Chen Xi, Li Jiang, Gray William H, Lehmann Brian D, Bauer Joshua A, Shyr Yu, Pietenpol Jennifer A
Department of Biostatistics, Vanderbilt University, Nashville, TN 37232.
Cancer Inform. 2012;11:147-56. doi: 10.4137/CIN.S9983. Epub 2012 Jul 24.

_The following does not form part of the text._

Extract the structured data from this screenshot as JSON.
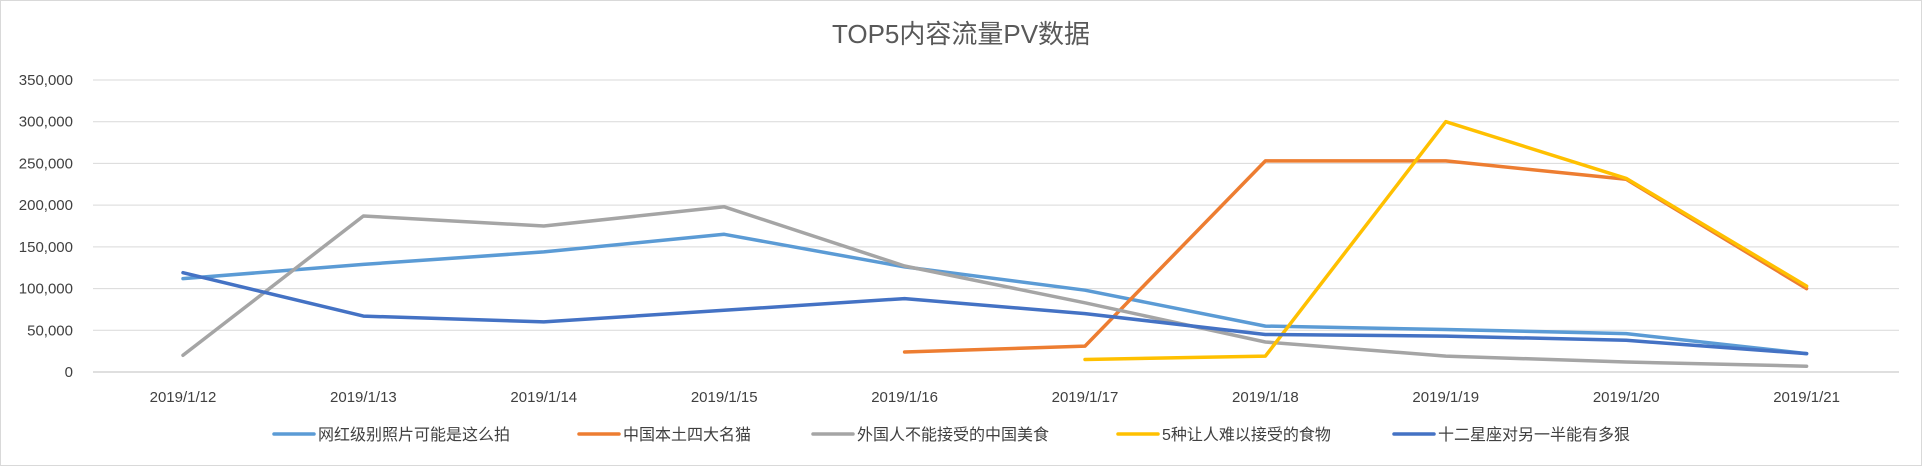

Triple-negative breast cancer (TNBC) is a heterogeneous breast cancer group, and identification of molecular subtypes is essential for understanding the biological characteristics and clinical behaviors of TNBC as well as for developing personalized treatments. Based on 3,247 gene expression profiles from 21 breast cancer data sets, we discovered six TNBC subtypes from 587 TNBC samples with unique gene expression patterns and ontologies. Cell line models representing each of the TNBC subtypes also displayed different sensitivities to targeted therapeutic agents. Classification of TNBC into subtypes will advance further genomic research and clinical applications.
We developed a web-based subtyping tool TNBCtype for candidate TNBC samples using our gene expression meta data and classification methods. Given a gene expression data matrix, this tool will display for each candidate sample the predicted subtype, the corresponding correlation coefficient, and the permutation P-value. We offer a user-friendly web interface to predict the subtypes for new TNBC samples that may facilitate diagnostics, biomarker selection, drug discovery, and the more tailored treatment of breast cancer.
三阴性乳腺癌(TNBC)是一组异质性乳腺癌,识别分子亚型对于理解TNBC的生物学特征和临床行为以及开发个性化治疗方法至关重要。基于来自21个乳腺癌数据集的3247个基因表达谱,我们从587个具有独特基因表达模式和本体的TNBC样本中发现了六种TNBC亚型。代表每种TNBC亚型的细胞系模型对靶向治疗药物也表现出不同的敏感性。将TNBC分类为亚型将推动进一步的基因组研究和临床应用。
我们利用基因表达元数据和分类方法为候选TNBC样本开发了一个基于网络的亚型分类工具TNBCtype。给定一个基因表达数据矩阵,该工具将为每个候选样本显示预测的亚型、相应的相关系数和排列P值。我们提供了一个用户友好的网络界面来预测新TNBC样本的亚型,这可能有助于乳腺癌的诊断、生物标志物选择、药物发现以及更具针对性的治疗。